Seit 39 Jahren zieht nun auch alljährlich im Sommer das Festival die Stadt und die internationale Filmwelt für eine Woche in den Bann: Hier treffen sich Film-Archivare aus allen Ländern, von Japan über Lateinamerika, die USA bis zu den postsowjetischen Ländern. Dazu viele Cinephile und sehr viele junge Leute, oft vermutlich Studenten, wie jene Gruppen aus Halle und Freiburg, denen ich hier in diesen Tagen
über den Weg gelaufen bin.
Im Programm laufen – natürlich tunlichst, aber keineswegs dogmatisch auf 35mm-Kopien – neue Filme über Filmgeschichte und Filmklassiker, oft in neuen restaurierten Versionen.
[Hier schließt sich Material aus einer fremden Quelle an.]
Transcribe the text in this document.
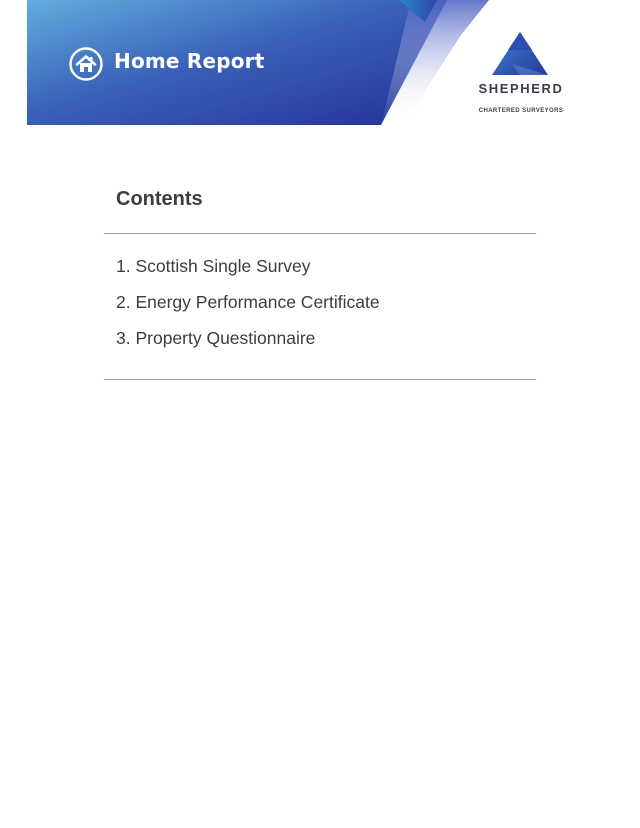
Home Report
SHEPHERD
CHARTERED SURVEYORS
Contents
1. Scottish Single Survey
2. Energy Performance Certificate
3. Property Questionnaire
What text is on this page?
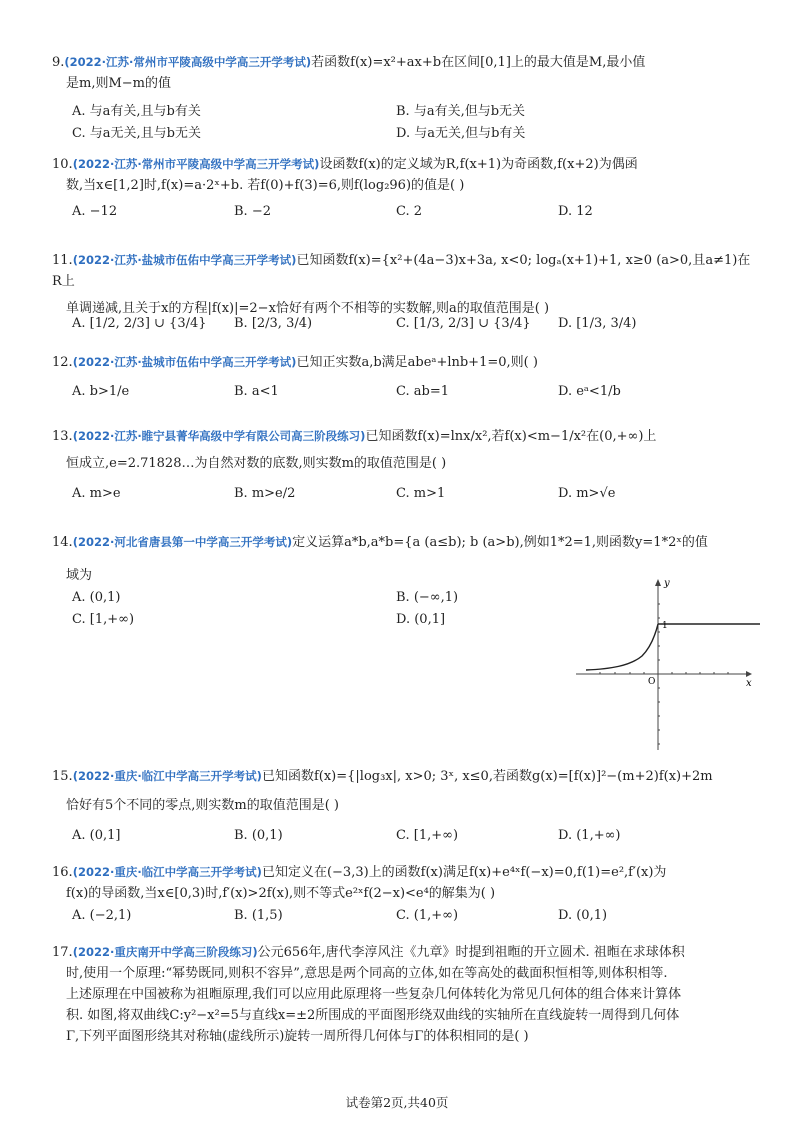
9.(2022·江苏·常州市平陵高级中学高三开学考试)若函数f(x)=x²+ax+b在区间[0,1]上的最大值是M,最小值
是m,则M−m的值
A. 与a有关,且与b有关	B. 与a有关,但与b无关
C. 与a无关,且与b无关	D. 与a无关,但与b有关
10.(2022·江苏·常州市平陵高级中学高三开学考试)设函数f(x)的定义域为R,f(x+1)为奇函数,f(x+2)为偶函
数,当x∈[1,2]时,f(x)=a·2ˣ+b. 若f(0)+f(3)=6,则f(log₂96)的值是( )
A. −12	B. −2	C. 2	D. 12
11.(2022·江苏·盐城市伍佑中学高三开学考试)已知函数f(x)={x²+(4a−3)x+3a, x<0; logₐ(x+1)+1, x≥0 (a>0,且a≠1)在R上
单调递减,且关于x的方程|f(x)|=2−x恰好有两个不相等的实数解,则a的取值范围是( )
A. [1/2, 2/3] ∪ {3/4} B. [2/3, 3/4)	C. [1/3, 2/3] ∪ {3/4} D. [1/3, 3/4)
12.(2022·江苏·盐城市伍佑中学高三开学考试)已知正实数a,b满足abeᵃ+lnb+1=0,则( )
A. b>1/e	B. a<1	C. ab=1	D. eᵃ<1/b
13.(2022·江苏·睢宁县菁华高级中学有限公司高三阶段练习)已知函数f(x)=lnx/x²,若f(x)<m−1/x²在(0,+∞)上
恒成立,e=2.71828…为自然对数的底数,则实数m的取值范围是( )
A. m>e	B. m>e/2	C. m>1	D. m>√e
14.(2022·河北省唐县第一中学高三开学考试)定义运算a*b,a*b={a (a≤b); b (a>b),例如1*2=1,则函数y=1*2ˣ的值
域为
A. (0,1)	B. (−∞,1)
C. [1,+∞)	D. (0,1]
x
y
O
1
15.(2022·重庆·临江中学高三开学考试)已知函数f(x)={|log₃x|, x>0; 3ˣ, x≤0,若函数g(x)=[f(x)]²−(m+2)f(x)+2m
恰好有5个不同的零点,则实数m的取值范围是( )
A. (0,1]	B. (0,1)	C. [1,+∞)	D. (1,+∞)
16.(2022·重庆·临江中学高三开学考试)已知定义在(−3,3)上的函数f(x)满足f(x)+e⁴ˣf(−x)=0,f(1)=e²,f′(x)为
f(x)的导函数,当x∈[0,3)时,f′(x)>2f(x),则不等式e²ˣf(2−x)<e⁴的解集为( )
A. (−2,1)	B. (1,5)	C. (1,+∞)	D. (0,1)
17.(2022·重庆南开中学高三阶段练习)公元656年,唐代李淳风注《九章》时提到祖暅的开立圆术. 祖暅在求球体积
时,使用一个原理:“幂势既同,则积不容异”,意思是两个同高的立体,如在等高处的截面积恒相等,则体积相等.
上述原理在中国被称为祖暅原理,我们可以应用此原理将一些复杂几何体转化为常见几何体的组合体来计算体
积. 如图,将双曲线C:y²−x²=5与直线x=±2所围成的平面图形绕双曲线的实轴所在直线旋转一周得到几何体
Γ,下列平面图形绕其对称轴(虚线所示)旋转一周所得几何体与Γ的体积相同的是( )
试卷第2页,共40页
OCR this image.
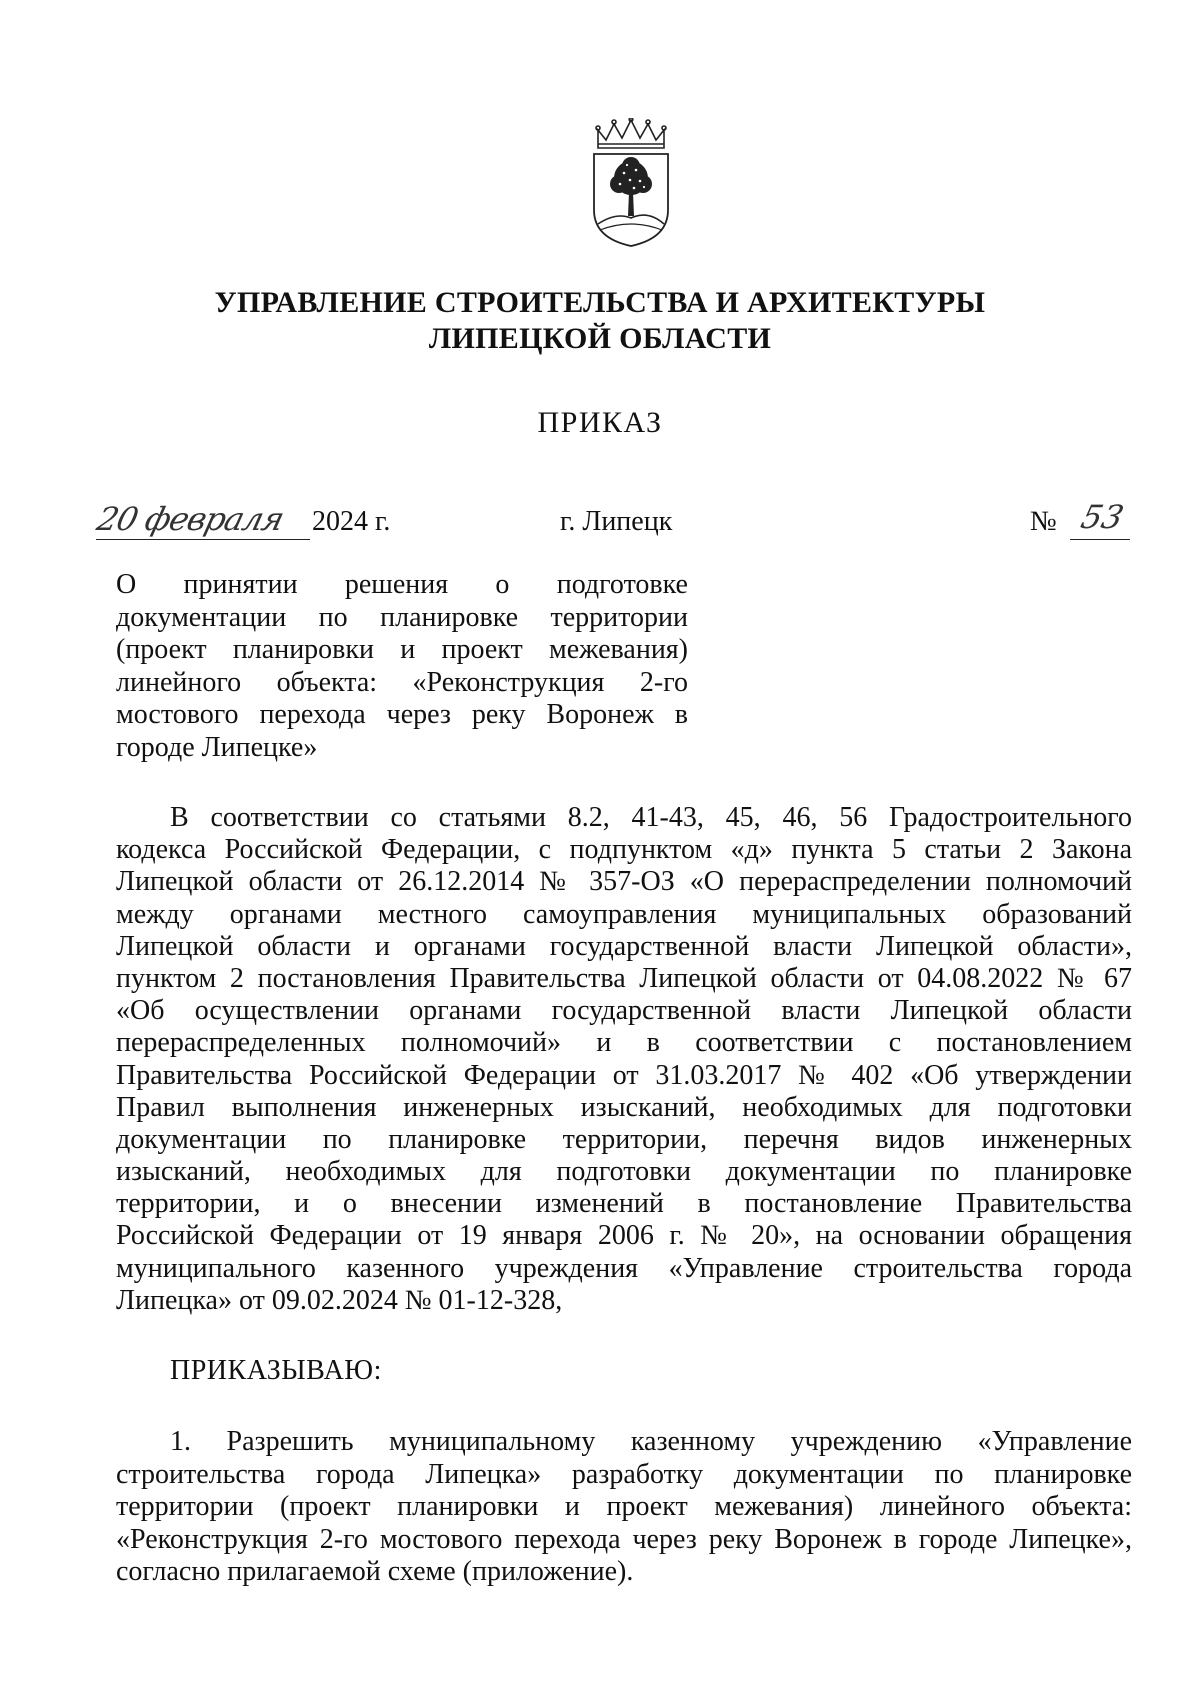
УПРАВЛЕНИЕ СТРОИТЕЛЬСТВА И АРХИТЕКТУРЫ
ЛИПЕЦКОЙ ОБЛАСТИ
ПРИКАЗ
20 февраля 2024 г.	г. Липецк	№ 53
О принятии решения о подготовке
документации по планировке территории
(проект планировки и проект межевания)
линейного объекта: «Реконструкция 2-го
мостового перехода через реку Воронеж в
городе Липецке»
В соответствии со статьями 8.2, 41-43, 45, 46, 56 Градостроительного
кодекса Российской Федерации, с подпунктом «д» пункта 5 статьи 2 Закона
Липецкой области от 26.12.2014 № 357-ОЗ «О перераспределении полномочий
между органами местного самоуправления муниципальных образований
Липецкой области и органами государственной власти Липецкой области»,
пунктом 2 постановления Правительства Липецкой области от 04.08.2022 № 67
«Об осуществлении органами государственной власти Липецкой области
перераспределенных полномочий» и в соответствии с постановлением
Правительства Российской Федерации от 31.03.2017 № 402 «Об утверждении
Правил выполнения инженерных изысканий, необходимых для подготовки
документации по планировке территории, перечня видов инженерных
изысканий, необходимых для подготовки документации по планировке
территории, и о внесении изменений в постановление Правительства
Российской Федерации от 19 января 2006 г. № 20», на основании обращения
муниципального казенного учреждения «Управление строительства города
Липецка» от 09.02.2024 № 01-12-328,
ПРИКАЗЫВАЮ:
1. Разрешить муниципальному казенному учреждению «Управление
строительства города Липецка» разработку документации по планировке
территории (проект планировки и проект межевания) линейного объекта:
«Реконструкция 2-го мостового перехода через реку Воронеж в городе Липецке»,
согласно прилагаемой схеме (приложение).
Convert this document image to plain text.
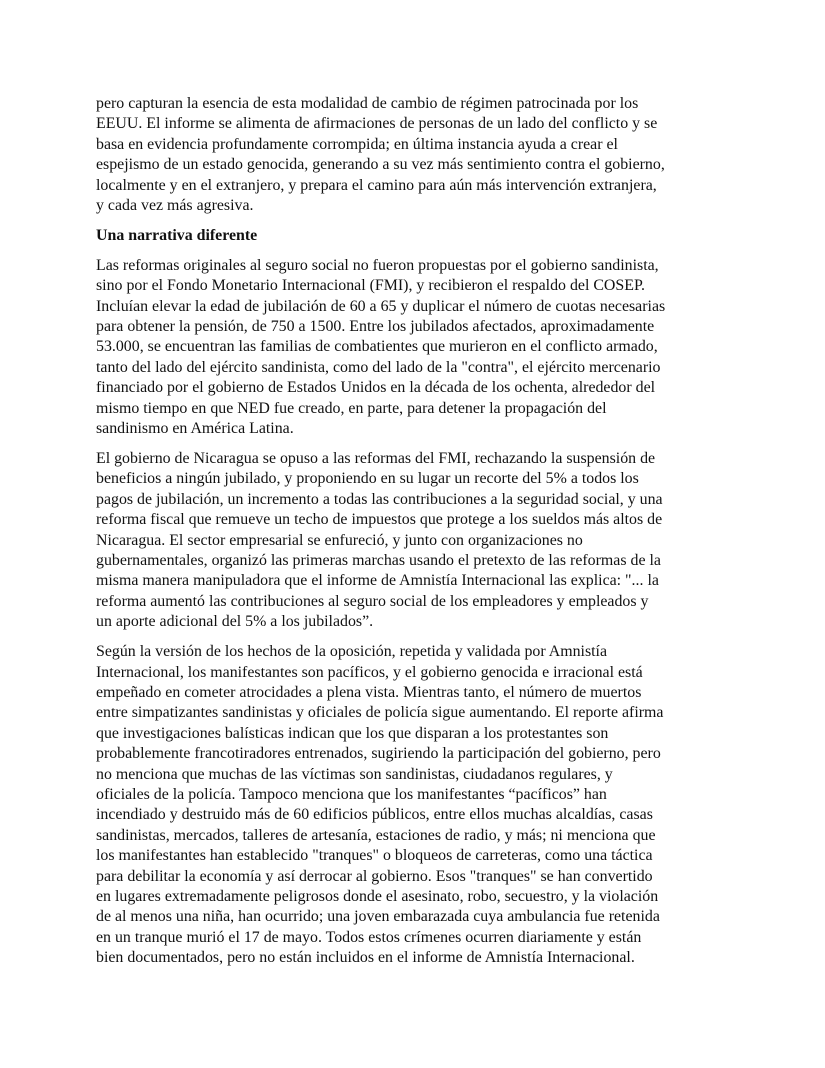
pero capturan la esencia de esta modalidad de cambio de régimen patrocinada por los
EEUU. El informe se alimenta de afirmaciones de personas de un lado del conflicto y se
basa en evidencia profundamente corrompida; en última instancia ayuda a crear el
espejismo de un estado genocida, generando a su vez más sentimiento contra el gobierno,
localmente y en el extranjero, y prepara el camino para aún más intervención extranjera,
y cada vez más agresiva.

Una narrativa diferente

Las reformas originales al seguro social no fueron propuestas por el gobierno sandinista,
sino por el Fondo Monetario Internacional (FMI), y recibieron el respaldo del COSEP.
Incluían elevar la edad de jubilación de 60 a 65 y duplicar el número de cuotas necesarias
para obtener la pensión, de 750 a 1500. Entre los jubilados afectados, aproximadamente
53.000, se encuentran las familias de combatientes que murieron en el conflicto armado,
tanto del lado del ejército sandinista, como del lado de la "contra", el ejército mercenario
financiado por el gobierno de Estados Unidos en la década de los ochenta, alrededor del
mismo tiempo en que NED fue creado, en parte, para detener la propagación del
sandinismo en América Latina.

El gobierno de Nicaragua se opuso a las reformas del FMI, rechazando la suspensión de
beneficios a ningún jubilado, y proponiendo en su lugar un recorte del 5% a todos los
pagos de jubilación, un incremento a todas las contribuciones a la seguridad social, y una
reforma fiscal que remueve un techo de impuestos que protege a los sueldos más altos de
Nicaragua. El sector empresarial se enfureció, y junto con organizaciones no
gubernamentales, organizó las primeras marchas usando el pretexto de las reformas de la
misma manera manipuladora que el informe de Amnistía Internacional las explica: "... la
reforma aumentó las contribuciones al seguro social de los empleadores y empleados y
un aporte adicional del 5% a los jubilados”.

Según la versión de los hechos de la oposición, repetida y validada por Amnistía
Internacional, los manifestantes son pacíficos, y el gobierno genocida e irracional está
empeñado en cometer atrocidades a plena vista. Mientras tanto, el número de muertos
entre simpatizantes sandinistas y oficiales de policía sigue aumentando. El reporte afirma
que investigaciones balísticas indican que los que disparan a los protestantes son
probablemente francotiradores entrenados, sugiriendo la participación del gobierno, pero
no menciona que muchas de las víctimas son sandinistas, ciudadanos regulares, y
oficiales de la policía. Tampoco menciona que los manifestantes “pacíficos” han
incendiado y destruido más de 60 edificios públicos, entre ellos muchas alcaldías, casas
sandinistas, mercados, talleres de artesanía, estaciones de radio, y más; ni menciona que
los manifestantes han establecido "tranques" o bloqueos de carreteras, como una táctica
para debilitar la economía y así derrocar al gobierno. Esos "tranques" se han convertido
en lugares extremadamente peligrosos donde el asesinato, robo, secuestro, y la violación
de al menos una niña, han ocurrido; una joven embarazada cuya ambulancia fue retenida
en un tranque murió el 17 de mayo. Todos estos crímenes ocurren diariamente y están
bien documentados, pero no están incluidos en el informe de Amnistía Internacional.
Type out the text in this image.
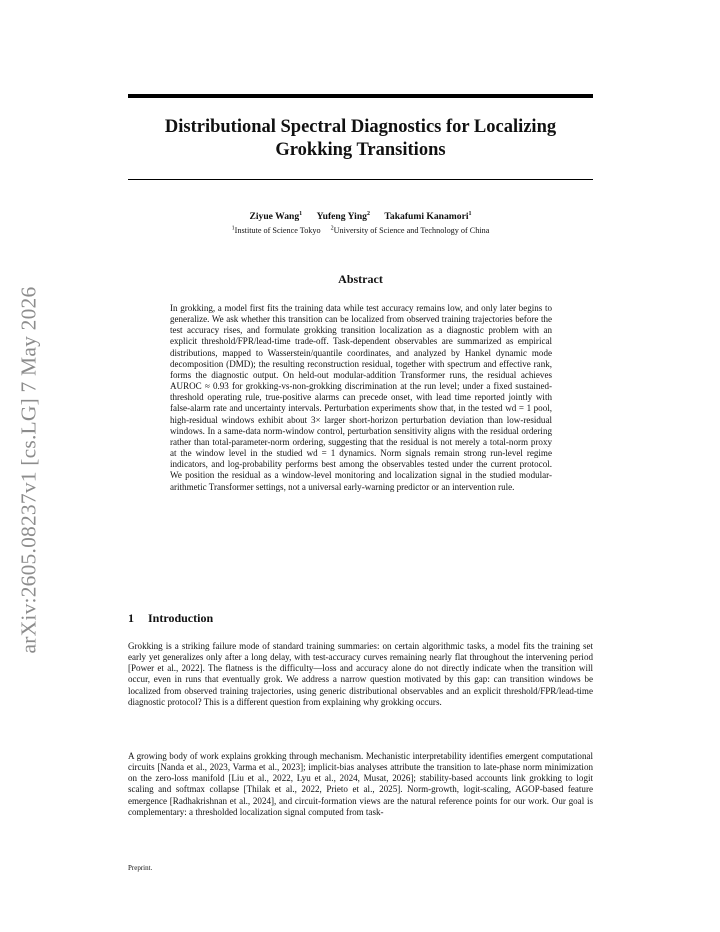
arXiv:2605.08237v1 [cs.LG] 7 May 2026
Distributional Spectral Diagnostics for Localizing Grokking Transitions
Ziyue Wang$^1$ Yufeng Ying$^2$ Takafumi Kanamori$^1$
$^1$Institute of Science Tokyo $^2$University of Science and Technology of China
Abstract
In grokking, a model first fits the training data while test accuracy remains low, and only later begins to generalize. We ask whether this transition can be localized from observed training trajectories before the test accuracy rises, and formulate grokking transition localization as a diagnostic problem with an explicit threshold/FPR/lead-time trade-off. Task-dependent observables are summarized as empirical distributions, mapped to Wasserstein/quantile coordinates, and analyzed by Hankel dynamic mode decomposition (DMD); the resulting reconstruction residual, together with spectrum and effective rank, forms the diagnostic output. On held-out modular-addition Transformer runs, the residual achieves AUROC ≈ 0.93 for grokking-vs-non-grokking discrimination at the run level; under a fixed sustained-threshold operating rule, true-positive alarms can precede onset, with lead time reported jointly with false-alarm rate and uncertainty intervals. Perturbation experiments show that, in the tested wd = 1 pool, high-residual windows exhibit about 3× larger short-horizon perturbation deviation than low-residual windows. In a same-data norm-window control, perturbation sensitivity aligns with the residual ordering rather than total-parameter-norm ordering, suggesting that the residual is not merely a total-norm proxy at the window level in the studied wd = 1 dynamics. Norm signals remain strong run-level regime indicators, and log-probability performs best among the observables tested under the current protocol. We position the residual as a window-level monitoring and localization signal in the studied modular-arithmetic Transformer settings, not a universal early-warning predictor or an intervention rule.
1 Introduction
Grokking is a striking failure mode of standard training summaries: on certain algorithmic tasks, a model fits the training set early yet generalizes only after a long delay, with test-accuracy curves remaining nearly flat throughout the intervening period [Power et al., 2022]. The flatness is the difficulty—loss and accuracy alone do not directly indicate when the transition will occur, even in runs that eventually grok. We address a narrow question motivated by this gap: can transition windows be localized from observed training trajectories, using generic distributional observables and an explicit threshold/FPR/lead-time diagnostic protocol? This is a different question from explaining why grokking occurs.
A growing body of work explains grokking through mechanism. Mechanistic interpretability identifies emergent computational circuits [Nanda et al., 2023, Varma et al., 2023]; implicit-bias analyses attribute the transition to late-phase norm minimization on the zero-loss manifold [Liu et al., 2022, Lyu et al., 2024, Musat, 2026]; stability-based accounts link grokking to logit scaling and softmax collapse [Thilak et al., 2022, Prieto et al., 2025]. Norm-growth, logit-scaling, AGOP-based feature emergence [Radhakrishnan et al., 2024], and circuit-formation views are the natural reference points for our work. Our goal is complementary: a thresholded localization signal computed from task-
Preprint.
Man zeigt hier eine bunte Mischung aus Bekanntem, wie diesmal Vertovs Film und noch nie Gesehenes, wie ein paar andere sowjetische Filme, die in den 1920er Jahren in der Ukraine entstanden; und jungen Klassikern wie Steven Spielbergs Unheimliche Begegnung der 3. Art von 1977 und Terry Gilliams Brazil (1986), die hier beide abends unter freiem Himmel auf der gewaltigen Leinwand der Piazza Maggiore Bolognas vor dem mittelalterlichen Dom und gut 2000 Zuschauern gezeigt wurden und Vergessenem oder Übersehenem.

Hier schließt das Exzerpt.